Why is the issue of date rape overlooked in our society?

Sexual assault is “”by far the most under-reported violent crime,”” said Zach Nicolazzo, coordinator of Fraternity and Sorority Programs in the Center for Student Involvement and Leadership. “”We constantly hear messages that say, ‘no means yes,’ ‘use alcohol to get her drunk first’ or ‘just look at what she was wearing — she was asking for it.’ The rape culture that we live in is incredibly pervasive, and works in insidious ways, sending messages about what it means to be a man and/or woman, which then impacts how we relate to each other and gain consent.””

Nicolazzo’s assertion that we can only guess at the number of sexual assault cases that go unreported is supported by the statistics.
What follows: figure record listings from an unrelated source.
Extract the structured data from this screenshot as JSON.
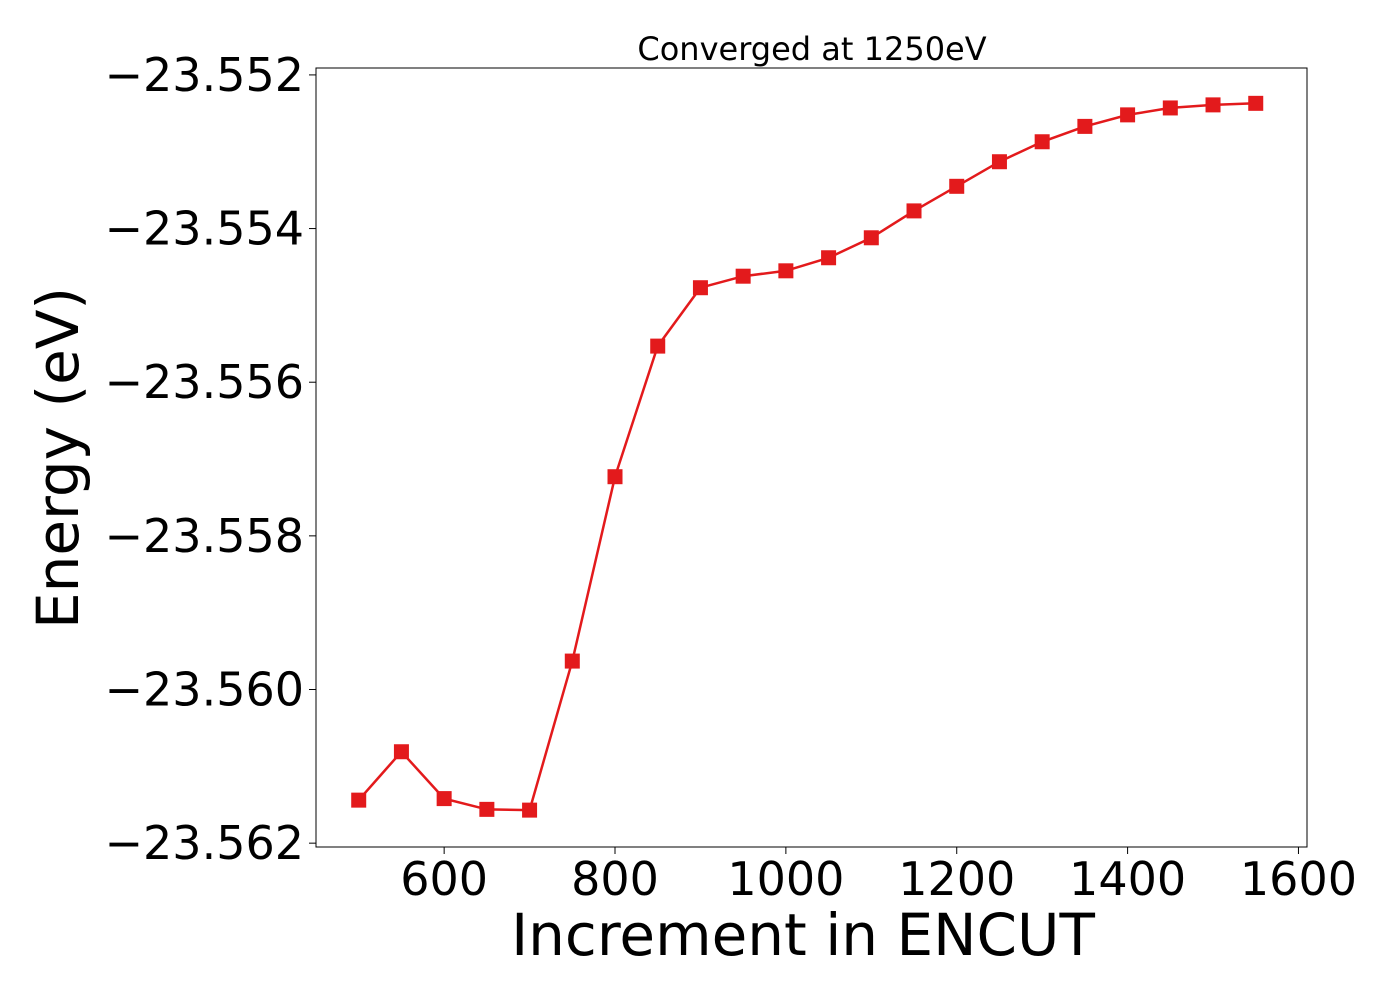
{
  "chart_data": {
    "type": "line",
    "title": "Converged at 1250eV",
    "xlabel": "Increment in ENCUT",
    "ylabel": "Energy (eV)",
    "xlim": [
      450,
      1610
    ],
    "ylim": [
      -23.56205,
      -23.55191
    ],
    "x_ticks": [
      600,
      800,
      1000,
      1200,
      1400,
      1600
    ],
    "x_tick_labels": [
      "600",
      "800",
      "1000",
      "1200",
      "1400",
      "1600"
    ],
    "y_ticks": [
      -23.552,
      -23.554,
      -23.556,
      -23.558,
      -23.56,
      -23.562
    ],
    "y_tick_labels": [
      "−23.552",
      "−23.554",
      "−23.556",
      "−23.558",
      "−23.560",
      "−23.562"
    ],
    "grid": false,
    "legend": "none",
    "series": [
      {
        "color": "#e31a1c",
        "marker": "square",
        "x": [
          500,
          550,
          600,
          650,
          700,
          750,
          800,
          850,
          900,
          950,
          1000,
          1050,
          1100,
          1150,
          1200,
          1250,
          1300,
          1350,
          1400,
          1450,
          1500,
          1550
        ],
        "y": [
          -23.56144,
          -23.56081,
          -23.56142,
          -23.56156,
          -23.56157,
          -23.55963,
          -23.55723,
          -23.55553,
          -23.55477,
          -23.55462,
          -23.55455,
          -23.55438,
          -23.55412,
          -23.55377,
          -23.55345,
          -23.55313,
          -23.55287,
          -23.55267,
          -23.55252,
          -23.55243,
          -23.55239,
          -23.55237
        ]
      }
    ]
  }
}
UA public health professor Mary Koss’ groundbreaking 1987 survey published in the Journal of Consulting and Clinical Psychology (Vol. 55 No. 2) found that 1 in 4 college women is sexually assaulted.

Koss offers sound moral and practical wisdom about how society ought to address rape. “”Is important to place responsibility where it belongs: the individual perpetrator, the location where the rape was permitted to occur, the peers who undoubtedly know and are therefore tacitly complicit, and the society-wide rape-supportive environment that creates a climate that minimizes, trivializes and fails to deter sexual assault on college campuses. Victims will not feel free to speak out until we as a community cease stigmatizing them,”” she noted.
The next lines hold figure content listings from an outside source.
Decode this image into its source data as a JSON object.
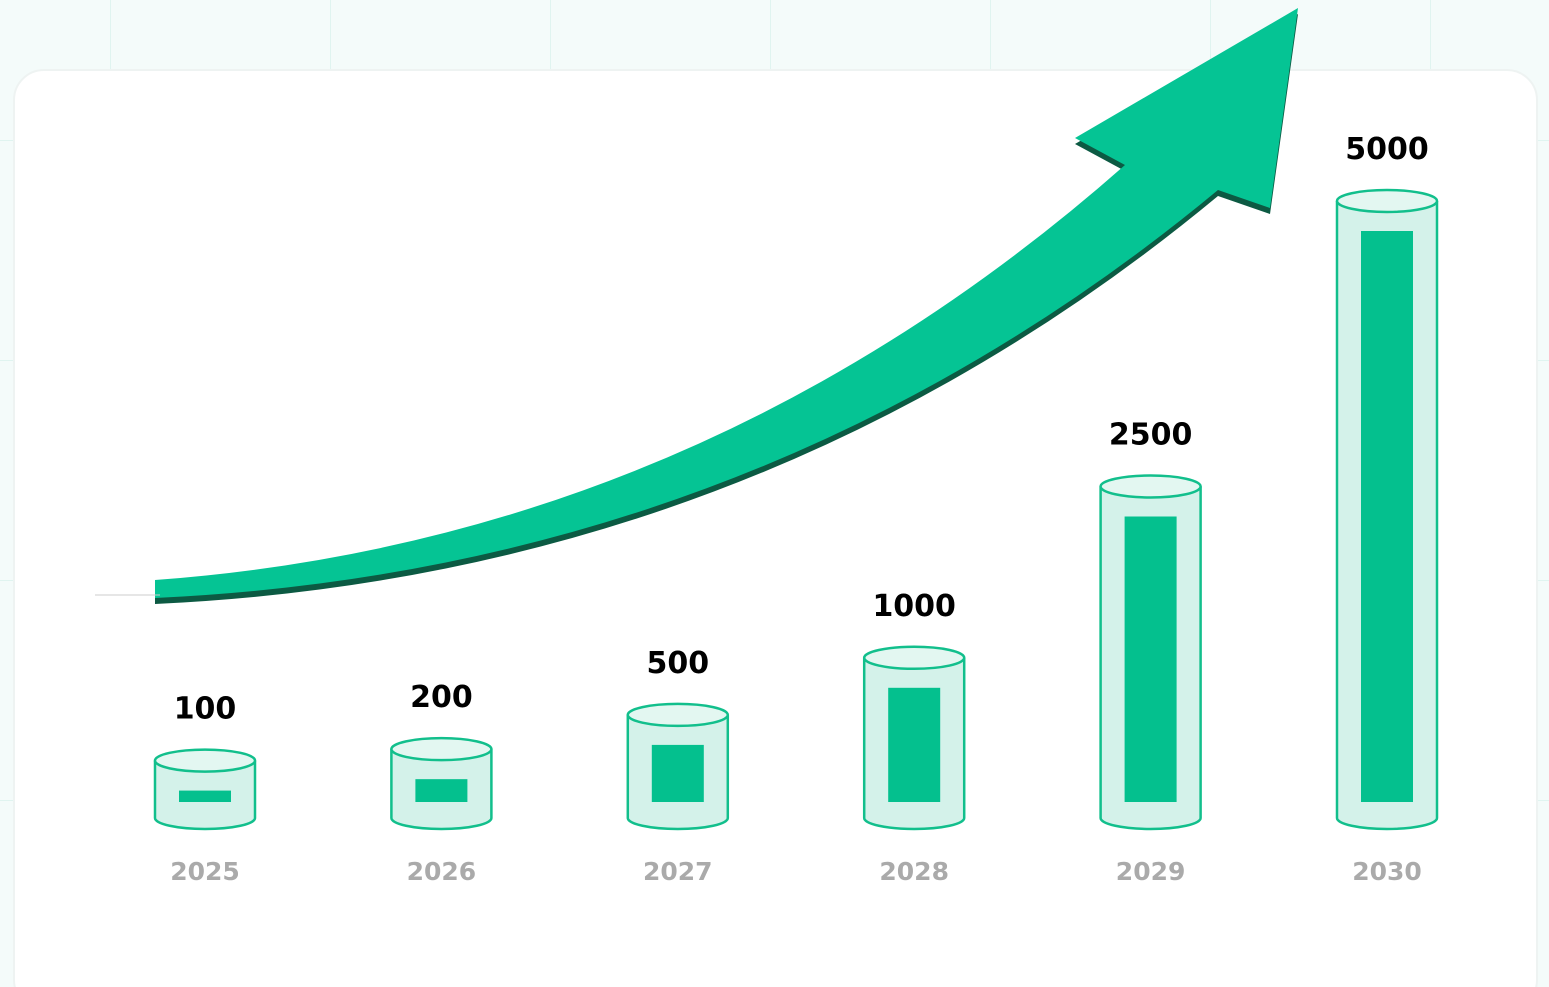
{
  "chart_data": {
    "type": "bar",
    "categories": [
      "2025",
      "2026",
      "2027",
      "2028",
      "2029",
      "2030"
    ],
    "values": [
      100,
      200,
      500,
      1000,
      2500,
      5000
    ],
    "color": "#04c08e"
  }
}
But our culture, savagely accepting rape to the extent that it does, is not without its counter-currents, especially on campus. Near Eastern Studies senior Malia Uhatafe of the Associated Students of the University of Arizona’s Women’s Resource Center says the group, a feminist activist space in the Center for Student Involvement and Leadership, works hard to raise the issue of sexual assault on campus with events such as the annual “”Take Back the Night.””
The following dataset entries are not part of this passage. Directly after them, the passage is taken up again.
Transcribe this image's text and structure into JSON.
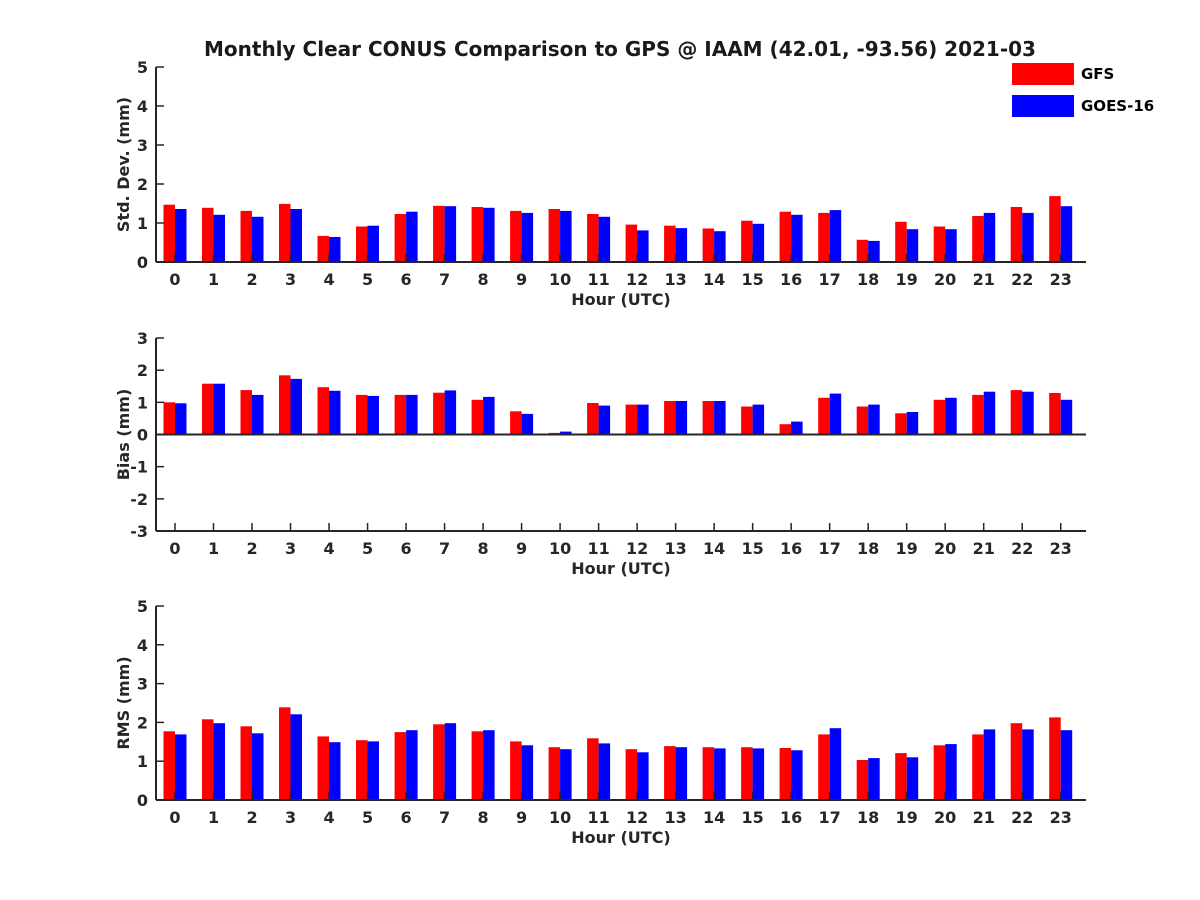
{
  "title": "Monthly Clear CONUS Comparison to GPS @ IAAM (42.01, -93.56) 2021-03",
  "legend": {
    "placement": "top-right",
    "items": [
      {
        "name": "GFS",
        "color": "#ff0000"
      },
      {
        "name": "GOES-16",
        "color": "#0000ff"
      }
    ]
  },
  "chart_data": [
    {
      "type": "bar",
      "title": "Monthly Clear CONUS Comparison to GPS @ IAAM (42.01, -93.56) 2021-03",
      "xlabel": "Hour (UTC)",
      "ylabel": "Std. Dev. (mm)",
      "ylim": [
        0,
        5
      ],
      "yticks": [
        "0",
        "1",
        "2",
        "3",
        "4",
        "5"
      ],
      "grid": false,
      "categories": [
        "0",
        "1",
        "2",
        "3",
        "4",
        "5",
        "6",
        "7",
        "8",
        "9",
        "10",
        "11",
        "12",
        "13",
        "14",
        "15",
        "16",
        "17",
        "18",
        "19",
        "20",
        "21",
        "22",
        "23"
      ],
      "series": [
        {
          "name": "GFS",
          "color": "#ff0000",
          "values": [
            1.47,
            1.39,
            1.31,
            1.49,
            0.67,
            0.91,
            1.23,
            1.44,
            1.41,
            1.31,
            1.36,
            1.23,
            0.96,
            0.93,
            0.86,
            1.06,
            1.29,
            1.26,
            0.57,
            1.03,
            0.91,
            1.18,
            1.41,
            1.69
          ]
        },
        {
          "name": "GOES-16",
          "color": "#0000ff",
          "values": [
            1.36,
            1.21,
            1.16,
            1.36,
            0.64,
            0.93,
            1.29,
            1.43,
            1.39,
            1.26,
            1.31,
            1.16,
            0.81,
            0.87,
            0.79,
            0.98,
            1.21,
            1.33,
            0.54,
            0.84,
            0.84,
            1.26,
            1.26,
            1.43
          ]
        }
      ]
    },
    {
      "type": "bar",
      "xlabel": "Hour (UTC)",
      "ylabel": "Bias (mm)",
      "ylim": [
        -3,
        3
      ],
      "yticks": [
        "-3",
        "-2",
        "-1",
        "0",
        "1",
        "2",
        "3"
      ],
      "grid": false,
      "categories": [
        "0",
        "1",
        "2",
        "3",
        "4",
        "5",
        "6",
        "7",
        "8",
        "9",
        "10",
        "11",
        "12",
        "13",
        "14",
        "15",
        "16",
        "17",
        "18",
        "19",
        "20",
        "21",
        "22",
        "23"
      ],
      "series": [
        {
          "name": "GFS",
          "color": "#ff0000",
          "values": [
            1.0,
            1.58,
            1.38,
            1.84,
            1.47,
            1.23,
            1.23,
            1.3,
            1.08,
            0.72,
            0.05,
            0.98,
            0.93,
            1.04,
            1.04,
            0.87,
            0.32,
            1.14,
            0.87,
            0.66,
            1.08,
            1.23,
            1.38,
            1.29
          ]
        },
        {
          "name": "GOES-16",
          "color": "#0000ff",
          "values": [
            0.97,
            1.58,
            1.23,
            1.73,
            1.36,
            1.2,
            1.23,
            1.37,
            1.17,
            0.64,
            0.09,
            0.9,
            0.93,
            1.04,
            1.04,
            0.93,
            0.4,
            1.27,
            0.93,
            0.7,
            1.14,
            1.33,
            1.33,
            1.08
          ]
        }
      ]
    },
    {
      "type": "bar",
      "xlabel": "Hour (UTC)",
      "ylabel": "RMS (mm)",
      "ylim": [
        0,
        5
      ],
      "yticks": [
        "0",
        "1",
        "2",
        "3",
        "4",
        "5"
      ],
      "grid": false,
      "categories": [
        "0",
        "1",
        "2",
        "3",
        "4",
        "5",
        "6",
        "7",
        "8",
        "9",
        "10",
        "11",
        "12",
        "13",
        "14",
        "15",
        "16",
        "17",
        "18",
        "19",
        "20",
        "21",
        "22",
        "23"
      ],
      "series": [
        {
          "name": "GFS",
          "color": "#ff0000",
          "values": [
            1.77,
            2.08,
            1.9,
            2.39,
            1.64,
            1.54,
            1.75,
            1.95,
            1.77,
            1.51,
            1.36,
            1.59,
            1.31,
            1.39,
            1.36,
            1.36,
            1.34,
            1.69,
            1.03,
            1.21,
            1.41,
            1.69,
            1.98,
            2.13
          ]
        },
        {
          "name": "GOES-16",
          "color": "#0000ff",
          "values": [
            1.69,
            1.98,
            1.72,
            2.21,
            1.49,
            1.51,
            1.8,
            1.98,
            1.8,
            1.41,
            1.31,
            1.46,
            1.23,
            1.36,
            1.33,
            1.33,
            1.28,
            1.85,
            1.08,
            1.1,
            1.44,
            1.82,
            1.82,
            1.8
          ]
        }
      ]
    }
  ]
}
At the community space Dry River Radical Resource Center, located at the southeast corner of University Boulevard and Main Street, a collective member who goes by the name Turbo helped create a community workshop called “”Simone’s Consensual”” to creatively engage issues of sexual consent. “”The idea,”” Turbo said, “”was to host an event during which, for the first 15 minutes of each hour, people would perform spoken word pieces — poetry, rapping, free-styling, ranting, whatever — around issues relating to sexual consent. Then, for the next 45 minutes, people would break up into small conversational groups. Our goal was to use art, performance and peer-based discussion to raise everyone’s awareness about sexual consent, including our own, and to do so in a way that people would find fulfilling, engaging — even entertaining.””

Nicoloazzo said that combating sexual assault in our society certainly shouldn’t be just one more burden to place on women; men have a large part to play in countering sexual violence. Men Against Violence, a campus group Nicolazzo helped found, was involved in the planning and implementation of “”Take Back the Night”” last year.

Nicolazzo quoted feminist writer and scholar bell hooks: “”After hundreds of years of anti-racist struggles, more than ever before non-white people are currently calling attention to the primary role white people must play in anti-racist struggle. The same is true of the struggle to eradicate sexism — men have a primary role to play.”” Nicolazzo couldn’t agree more, he said. Men need to recognize that, while most men do not sexually assault others, men as a group do perpetuate most of the violence against women and other men that occurs in our society.

The longer we devalue the danger of sexual violence and our acceptance of it in society, and while we keep overlooking it as a dreadfully real, serious and inescapable evil, it will continue to thrive and corrupt us all.